Start with a page where the repo can realistically fix the problem: a product page, docs page, marketing page, app route, or preview deployment.
Use a prompt like:
TextUse CanAgentUse MCP to scan this URL: https://example.com.
When the scan finishes, read the result, identify the top three failures that are fixable in this repository, call get_fix_instructions for the first one, make the smallest safe code change, and explain how to verify it.
If the first run finds policy or product decisions, do not force the agent to guess. Ask it to separate code fixes from decisions a person should review.
Good first fixes tend to be concrete:
| Failure type | Why it is a good first MCP task |
|---|---|
| Missing metadata | The agent can add or adjust tags in one file. |
| Broken discovery links | The agent can update routes, headers, or well-known files. |
| Schema gaps | The agent can add JSON-LD that matches visible page content. |
| Weak accessibility names | The agent can label controls and rerun the scan. |
| Stale protocol URLs | The agent can update config and verify the new endpoint. |
| Thin tool descriptions | The agent can improve descriptions and check the catalog again. |
Harder tasks, such as bot policy, checkout behavior, account permissions, and legal text, should still include human review.
How this fits with CanAgentUse reports
The MCP Server does not replace the human report.
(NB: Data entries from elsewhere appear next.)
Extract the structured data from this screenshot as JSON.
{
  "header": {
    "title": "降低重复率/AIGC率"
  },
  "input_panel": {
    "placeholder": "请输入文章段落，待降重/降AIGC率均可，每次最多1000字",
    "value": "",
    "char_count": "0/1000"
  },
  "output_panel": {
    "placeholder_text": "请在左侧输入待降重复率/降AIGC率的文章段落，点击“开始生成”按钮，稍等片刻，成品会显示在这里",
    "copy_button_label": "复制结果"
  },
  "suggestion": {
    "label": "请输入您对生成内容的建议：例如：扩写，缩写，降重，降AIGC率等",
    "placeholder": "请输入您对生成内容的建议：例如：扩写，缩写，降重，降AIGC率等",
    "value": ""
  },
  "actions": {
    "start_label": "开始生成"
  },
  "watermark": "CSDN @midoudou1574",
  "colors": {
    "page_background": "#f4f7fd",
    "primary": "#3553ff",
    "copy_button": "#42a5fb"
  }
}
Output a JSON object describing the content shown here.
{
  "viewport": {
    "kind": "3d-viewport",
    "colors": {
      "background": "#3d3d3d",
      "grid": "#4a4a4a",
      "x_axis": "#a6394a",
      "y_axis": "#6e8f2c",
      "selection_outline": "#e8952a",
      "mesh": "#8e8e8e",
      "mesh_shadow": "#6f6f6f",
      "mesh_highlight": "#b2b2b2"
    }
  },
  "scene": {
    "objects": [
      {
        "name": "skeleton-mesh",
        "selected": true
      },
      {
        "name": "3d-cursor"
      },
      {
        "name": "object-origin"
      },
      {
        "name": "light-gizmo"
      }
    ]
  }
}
It connects the report to the coding loop.
People still use the report to review score, categories, evidence, screenshots, and prioritization. Agents use MCP tools and resources to read the same evidence in a form they can act on.
That division matters. A human may decide that a low-scoring checkout path needs product review before code changes. An agent may still be able to fix an obvious schema typo, missing link header, inaccessible button, or wrong MCP metadata field immediately.
Use this workflow:
- Let the scan find the evidence.
- Let the agent fix bounded code issues.
- Let humans review policy and risk decisions.
- Run the scan again.
What is not included?
This launch is for the hosted CanAgentUse MCP Server at:
Texthttps://canagentuse.com/api/mcp
It is not a local stdio server you install from npm. It is not a replacement for your own MCP server. It does not grant broad account access without OAuth scopes. It does not bypass private report ownership. It does not execute arbitrary shell commands in your repo.
Your coding agent still edits code through its own environment. CanAgentUse supplies scan tools, resources, evidence, and remediation guidance.
Start here
Open the CanAgentUse MCP Server product page, pick your editor, and install the server.
Then give your agent one URL and one clear instruction:
TextScan this page with CanAgentUse MCP. Find one high-impact failure that can be fixed in this repo. Fetch the fix instructions, patch it, and rerun the scan.
That is the product: CanAgentUse provides the evidence, your coding agent makes the code change, and a fresh scan verifies the result.